Sometimes children in foster care may require minimal physical restraint, e.g. holding a child's hand to cross the road, or lead them safely in a given direction. Similarly a child may be diverted from a difficult situation by means of an arm around the shoulder, or being led away by the hand. This would discourage a behaviour, but not prevent it and is therefore, not technically restraint.

Inappropriate discipline and control

Corporal punishment

This is defined as any intentional application of force as punishment including slapping, smacking, shaking, rough handling or throwing missiles. It would also include punching or pushing in the heat of the moment, in response to violence from children or young people.

Deprivation of food or drink

Eating and drinking are fundamental to a child's health and development. Meal times are important social occasions and it would be inappropriate to refuse a child a meal. Deprivation of food and drink should be taken to include the denial of access to the amounts and range of food and drink, normally available in the home. Obviously some children are not allowed certain foods due to religious observances, allergic reactions or for other health reasons.

Intentional sleep deprivation

Apart from the grave psychological damage deprivation of sleep could inflict, it could seriously affect the physical health of the child.

Making a child wear distinctive or inappropriate clothing

Children 'looked after' already have a negative self-image.
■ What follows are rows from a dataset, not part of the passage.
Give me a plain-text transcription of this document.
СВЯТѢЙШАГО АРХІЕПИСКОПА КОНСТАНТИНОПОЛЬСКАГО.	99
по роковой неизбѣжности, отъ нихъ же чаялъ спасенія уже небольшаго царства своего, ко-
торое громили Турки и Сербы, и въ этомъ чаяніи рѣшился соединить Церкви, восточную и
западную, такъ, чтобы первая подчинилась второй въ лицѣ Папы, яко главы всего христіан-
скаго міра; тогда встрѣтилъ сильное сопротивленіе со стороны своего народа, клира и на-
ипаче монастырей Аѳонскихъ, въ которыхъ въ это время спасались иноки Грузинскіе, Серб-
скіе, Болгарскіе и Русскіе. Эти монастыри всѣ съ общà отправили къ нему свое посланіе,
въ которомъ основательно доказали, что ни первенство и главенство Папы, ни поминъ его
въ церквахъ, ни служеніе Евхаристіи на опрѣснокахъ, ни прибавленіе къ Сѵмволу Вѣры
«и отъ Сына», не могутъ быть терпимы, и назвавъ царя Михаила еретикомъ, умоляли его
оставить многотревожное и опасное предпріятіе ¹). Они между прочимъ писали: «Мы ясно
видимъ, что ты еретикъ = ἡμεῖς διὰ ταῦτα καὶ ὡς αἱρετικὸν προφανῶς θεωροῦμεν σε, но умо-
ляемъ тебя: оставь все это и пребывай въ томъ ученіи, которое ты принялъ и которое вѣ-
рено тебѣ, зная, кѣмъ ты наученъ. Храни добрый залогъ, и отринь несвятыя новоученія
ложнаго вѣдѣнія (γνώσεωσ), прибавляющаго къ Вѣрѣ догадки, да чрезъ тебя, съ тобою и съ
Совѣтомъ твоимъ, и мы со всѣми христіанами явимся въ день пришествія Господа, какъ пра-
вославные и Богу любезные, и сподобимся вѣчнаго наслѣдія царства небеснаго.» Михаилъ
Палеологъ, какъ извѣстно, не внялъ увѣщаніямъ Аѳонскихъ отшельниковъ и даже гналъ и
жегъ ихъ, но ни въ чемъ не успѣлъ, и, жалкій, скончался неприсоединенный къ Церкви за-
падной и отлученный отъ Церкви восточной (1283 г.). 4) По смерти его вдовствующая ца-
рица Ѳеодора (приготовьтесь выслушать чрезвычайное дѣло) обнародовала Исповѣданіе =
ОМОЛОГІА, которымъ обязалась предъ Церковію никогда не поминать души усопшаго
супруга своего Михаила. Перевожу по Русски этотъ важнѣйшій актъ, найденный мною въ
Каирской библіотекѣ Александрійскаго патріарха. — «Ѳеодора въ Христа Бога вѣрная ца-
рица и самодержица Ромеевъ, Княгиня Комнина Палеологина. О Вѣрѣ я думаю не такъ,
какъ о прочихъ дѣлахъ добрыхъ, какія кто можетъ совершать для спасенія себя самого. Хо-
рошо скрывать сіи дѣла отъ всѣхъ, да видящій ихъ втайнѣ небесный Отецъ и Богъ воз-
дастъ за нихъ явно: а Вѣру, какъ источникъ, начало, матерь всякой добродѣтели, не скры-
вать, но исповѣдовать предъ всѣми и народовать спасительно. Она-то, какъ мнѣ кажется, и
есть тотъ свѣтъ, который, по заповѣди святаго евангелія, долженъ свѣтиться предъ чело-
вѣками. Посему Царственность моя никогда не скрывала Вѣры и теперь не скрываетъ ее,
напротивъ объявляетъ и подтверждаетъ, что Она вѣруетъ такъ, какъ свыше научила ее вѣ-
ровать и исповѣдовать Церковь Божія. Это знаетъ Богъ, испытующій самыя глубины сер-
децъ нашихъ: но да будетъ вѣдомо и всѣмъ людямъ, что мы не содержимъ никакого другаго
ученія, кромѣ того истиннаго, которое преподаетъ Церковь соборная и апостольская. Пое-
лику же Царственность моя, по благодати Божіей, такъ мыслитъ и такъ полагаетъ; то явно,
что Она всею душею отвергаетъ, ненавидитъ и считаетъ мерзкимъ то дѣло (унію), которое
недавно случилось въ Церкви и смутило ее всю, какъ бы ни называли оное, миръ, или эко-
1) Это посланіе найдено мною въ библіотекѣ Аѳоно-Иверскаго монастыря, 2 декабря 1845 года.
Requiring them to wear distinctive or inappropriate clothing for the time of day or activity, would only further undermine their self-esteem and damage their self-confidence.

A child's appearance is an important way of building self-esteem. Clothes should be well fitting and clothing that can be construed as sexually provocative or poor, second-hand clothing should be avoided.
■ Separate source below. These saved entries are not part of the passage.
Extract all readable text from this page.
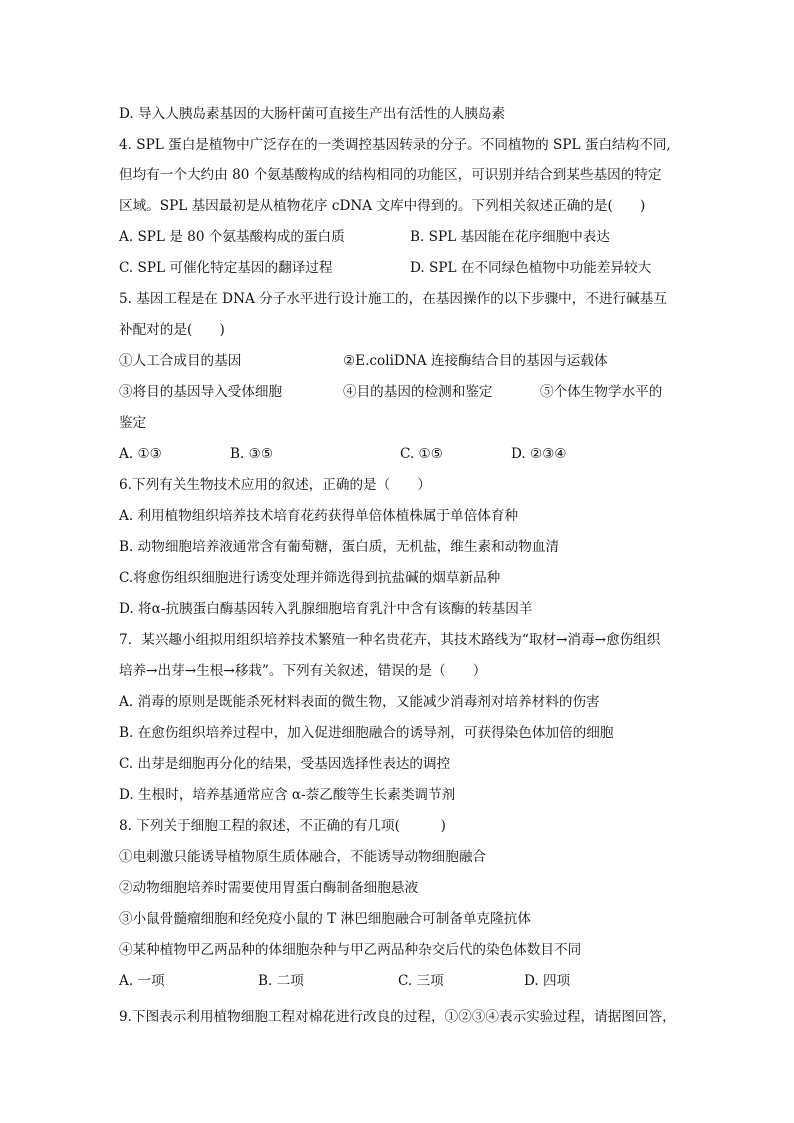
D. 导入人胰岛素基因的大肠杆菌可直接生产出有活性的人胰岛素
4. SPL 蛋白是植物中广泛存在的一类调控基因转录的分子。不同植物的 SPL 蛋白结构不同,
但均有一个大约由 80 个氨基酸构成的结构相同的功能区，可识别并结合到某些基因的特定
区域。SPL 基因最初是从植物花序 cDNA 文库中得到的。下列相关叙述正确的是(　　)
A. SPL 是 80 个氨基酸构成的蛋白质	B. SPL 基因能在花序细胞中表达
C. SPL 可催化特定基因的翻译过程	D. SPL 在不同绿色植物中功能差异较大
5. 基因工程是在 DNA 分子水平进行设计施工的，在基因操作的以下步骤中，不进行碱基互
补配对的是(　　)
①人工合成目的基因	②E.coliDNA 连接酶结合目的基因与运载体
③将目的基因导入受体细胞	④目的基因的检测和鉴定	⑤个体生物学水平的
鉴定
A. ①③	B. ③⑤	C. ①⑤	D. ②③④
6.下列有关生物技术应用的叙述，正确的是（　　）
A. 利用植物组织培养技术培育花药获得单倍体植株属于单倍体育种
B. 动物细胞培养液通常含有葡萄糖，蛋白质，无机盐，维生素和动物血清
C.将愈伤组织细胞进行诱变处理并筛选得到抗盐碱的烟草新品种
D. 将α-抗胰蛋白酶基因转入乳腺细胞培育乳汁中含有该酶的转基因羊
7．某兴趣小组拟用组织培养技术繁殖一种名贵花卉，其技术路线为“取材→消毒→愈伤组织
培养→出芽→生根→移栽”。下列有关叙述，错误的是（　　）
A. 消毒的原则是既能杀死材料表面的微生物，又能减少消毒剂对培养材料的伤害
B. 在愈伤组织培养过程中，加入促进细胞融合的诱导剂，可获得染色体加倍的细胞
C. 出芽是细胞再分化的结果，受基因选择性表达的调控
D. 生根时，培养基通常应含 α-萘乙酸等生长素类调节剂
8. 下列关于细胞工程的叙述，不正确的有几项(　　　)
①电刺激只能诱导植物原生质体融合，不能诱导动物细胞融合
②动物细胞培养时需要使用胃蛋白酶制备细胞悬液
③小鼠骨髓瘤细胞和经免疫小鼠的 T 淋巴细胞融合可制备单克隆抗体
④某种植物甲乙两品种的体细胞杂种与甲乙两品种杂交后代的染色体数目不同
A. 一项	B. 二项	C. 三项	D. 四项
9.下图表示利用植物细胞工程对棉花进行改良的过程，①②③④表示实验过程，请据图回答，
Insulting, swearing at or otherwise ridiculing

Children may already have been damaged and have low self-esteem or lack confidence through previous experiences of being insulted, sworn at or ridiculed. Insulting or ridiculing children with reference to their colour, ethnicity, background, religion, gender, sexual orientation or to any disability or special need they may have, is not allowed.
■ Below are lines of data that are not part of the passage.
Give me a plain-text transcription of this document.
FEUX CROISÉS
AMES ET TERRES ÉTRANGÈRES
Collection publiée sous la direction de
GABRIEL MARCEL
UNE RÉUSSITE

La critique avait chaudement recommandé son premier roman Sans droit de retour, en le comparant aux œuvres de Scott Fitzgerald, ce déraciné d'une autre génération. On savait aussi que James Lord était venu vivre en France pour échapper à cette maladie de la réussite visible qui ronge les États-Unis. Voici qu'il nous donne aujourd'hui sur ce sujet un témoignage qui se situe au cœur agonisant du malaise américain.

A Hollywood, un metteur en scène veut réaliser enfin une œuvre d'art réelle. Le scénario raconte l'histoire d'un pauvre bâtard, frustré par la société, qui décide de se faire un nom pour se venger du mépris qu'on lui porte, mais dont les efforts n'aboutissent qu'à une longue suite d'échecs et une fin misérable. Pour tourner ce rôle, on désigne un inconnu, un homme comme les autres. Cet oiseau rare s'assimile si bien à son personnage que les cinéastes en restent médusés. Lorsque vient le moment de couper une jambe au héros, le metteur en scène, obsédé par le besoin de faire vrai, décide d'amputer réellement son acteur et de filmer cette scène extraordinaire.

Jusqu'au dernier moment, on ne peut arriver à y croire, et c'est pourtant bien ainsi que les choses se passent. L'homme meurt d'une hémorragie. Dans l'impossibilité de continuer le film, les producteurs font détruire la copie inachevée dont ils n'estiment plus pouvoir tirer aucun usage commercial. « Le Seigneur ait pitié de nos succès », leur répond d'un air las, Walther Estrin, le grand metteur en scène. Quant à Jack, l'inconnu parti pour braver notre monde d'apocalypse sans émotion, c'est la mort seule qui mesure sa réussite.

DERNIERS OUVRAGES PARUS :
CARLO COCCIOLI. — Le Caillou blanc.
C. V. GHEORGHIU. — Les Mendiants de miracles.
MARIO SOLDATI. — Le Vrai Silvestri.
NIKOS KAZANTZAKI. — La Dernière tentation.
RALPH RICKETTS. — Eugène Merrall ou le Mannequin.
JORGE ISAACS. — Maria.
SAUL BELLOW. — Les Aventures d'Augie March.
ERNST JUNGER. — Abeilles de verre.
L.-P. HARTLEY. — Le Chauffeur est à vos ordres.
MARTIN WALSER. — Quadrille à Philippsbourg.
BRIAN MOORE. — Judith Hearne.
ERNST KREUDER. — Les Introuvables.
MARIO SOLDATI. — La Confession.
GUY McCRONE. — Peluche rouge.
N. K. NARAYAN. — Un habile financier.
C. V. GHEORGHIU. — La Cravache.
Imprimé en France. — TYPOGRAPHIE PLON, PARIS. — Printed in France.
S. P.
Restriction or refusal of contact with their families and friends

The value to children of maintaining contact with their family and friends cannot be overstated. The restriction or refusal of contact as a punishment is not permitted. It is recognised that contact may be restricted as part of the care plan. Carers should advise the social worker and not change plans without prior consultation.

Physically depriving a child of their liberty

It is not appropriate to lock a child in any place as a form of punishment. Children may be sent to their rooms or other safe places, as a 'time-out' measure, but doors must not be locked. However, this needs to be discussed with the child's social worker to check appropriateness, i.e. a child may associate their bedroom with past abuse and be further traumatised.

Locking external doors and windows at night, as part of normal domestic security is of course, permitted providing the key is easily accessible in the case of fire.

Withholding medication, medical or dental treatment

This would be a dangerous and utterly unacceptable practice. It is totally forbidden in all circumstances. If you have problems accessing a dentist please inform your child's social worker.

Restriction or refusal to allow the practice of religion

It is not acceptable to refuse or restrict a child's wish to practice or follow their chosen religious beliefs. Any issues or difficulties should be discussed with their social worker.

Imposition of fines

Fines imposed by the courts must be paid, but it is not generally appropriate for carers to impose fines. In cases of damage caused on purpose or stealing from you or others, it would be appropriate to ask the child to make at least some contribution towards the loss. However, no more than a third of the child's pocket money should be withheld at any one time. Children can also pay back the loss in kind, with extra chores.

Intimate physical searches

These are totally unacceptable. If a carer suspects a child has secreted drugs or other illegal items on their person, the Children and Young People Services should be notified immediately.